Giró su cabeza en dirección a la pequeña isla. «Siempre ir a lo seguro», pensó. Tomó aire y comenzó a andar hacia la orilla del hielo. Al llegar junto al mar, se arrodilló para tocar el agua helada con sus manos.

—Vamos ya, Rex. No hay tiempo que perder.

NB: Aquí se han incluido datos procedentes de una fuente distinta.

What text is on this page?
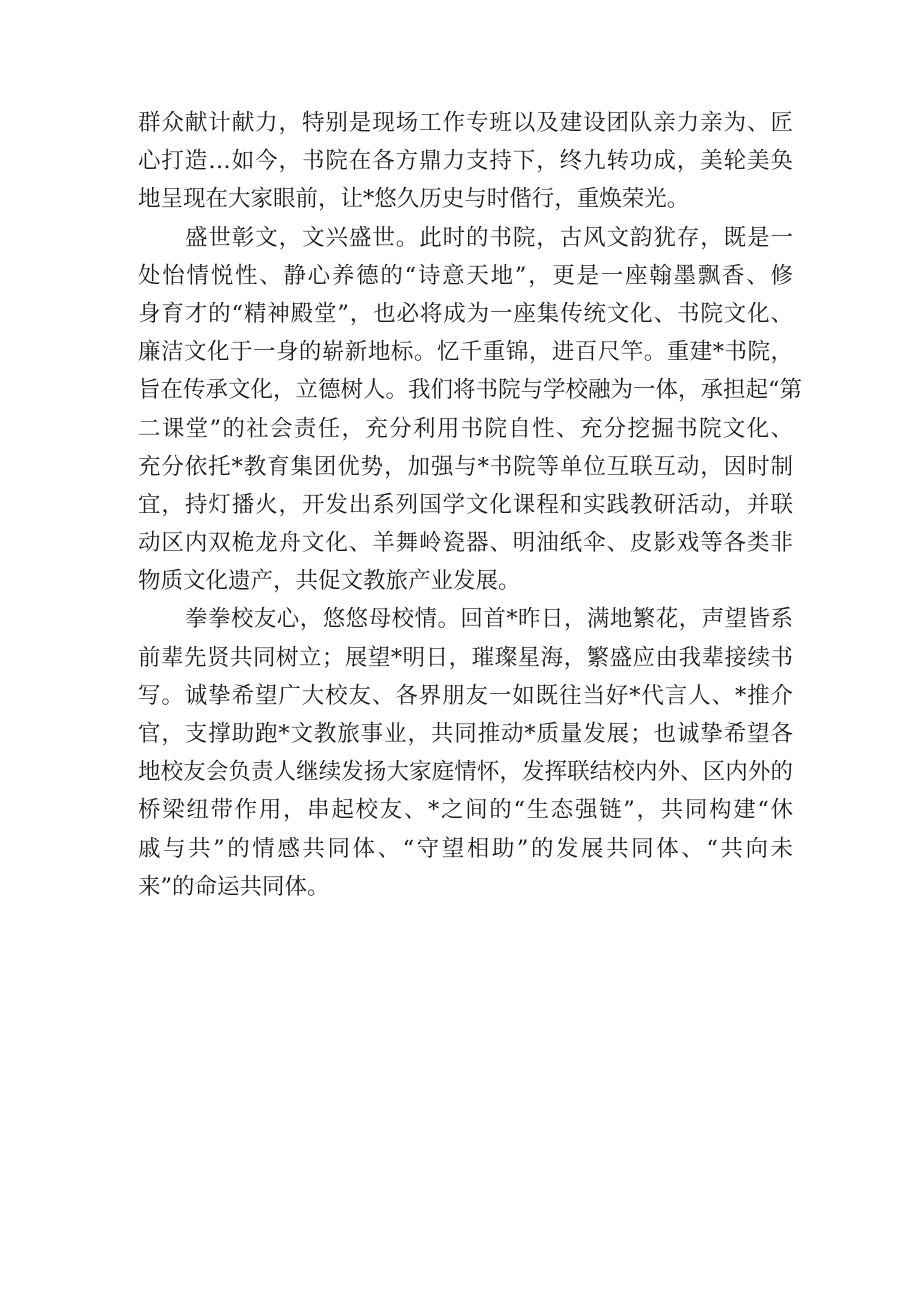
群众献计献力，特别是现场工作专班以及建设团队亲力亲为、匠
心打造…如今，书院在各方鼎力支持下，终九转功成，美轮美奂
地呈现在大家眼前，让*悠久历史与时偕行，重焕荣光。
盛世彰文，文兴盛世。此时的书院，古风文韵犹存，既是一
处怡情悦性、静心养德的“诗意天地”，更是一座翰墨飘香、修
身育才的“精神殿堂”，也必将成为一座集传统文化、书院文化、
廉洁文化于一身的崭新地标。忆千重锦，进百尺竿。重建*书院，
旨在传承文化，立德树人。我们将书院与学校融为一体，承担起“第
二课堂”的社会责任，充分利用书院自性、充分挖掘书院文化、
充分依托*教育集团优势，加强与*书院等单位互联互动，因时制
宜，持灯播火，开发出系列国学文化课程和实践教研活动，并联
动区内双桅龙舟文化、羊舞岭瓷器、明油纸伞、皮影戏等各类非
物质文化遗产，共促文教旅产业发展。
拳拳校友心，悠悠母校情。回首*昨日，满地繁花，声望皆系
前辈先贤共同树立；展望*明日，璀璨星海，繁盛应由我辈接续书
写。诚挚希望广大校友、各界朋友一如既往当好*代言人、*推介
官，支撑助跑*文教旅事业，共同推动*质量发展；也诚挚希望各
地校友会负责人继续发扬大家庭情怀，发挥联结校内外、区内外的
桥梁纽带作用，串起校友、*之间的“生态强链”，共同构建“休
戚与共”的情感共同体、“守望相助”的发展共同体、“共向未
来”的命运共同体。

El muchacho cerró los ojos para concentrarse. Todavía era pronto para estar cansado, no podía fracasar. Hacer hielo era su especialidad, y eso es lo que haría. «Deja que el viento se lleve tu calor, bríndale tu energía». Con una mano en el agua, y la otra girando al aire, poco a poco una neblina aún más densa que la natural, comenzó a emanar del mar. Despacio, pero constante, una capa delgada de hielo comenzó a formarse en la parte externa.

Actuaba prudente, tal y como su padre lo había instruido. Lo hacía tranquilo, seguro, precautorio. No sabía si usar su magia era peligroso, pero no le quedaba opción. Y mientras el puente de hielo crecía hacia la isla contigua, las fuerzas y esperanzas de Kail se renovaban. Su cabello ondulado, húmedo por el sudor, caía sobre su rostro; un destello decidido brillaba en sus ojos; la media sonrisa que se dibujaba, expresaba la seguridad de quien sabe conseguirá su objetivo. Sobre su hombro, Rex agitaba la cola con alegría; al igual que el muchacho, no podía esperar para reunirse con los demás.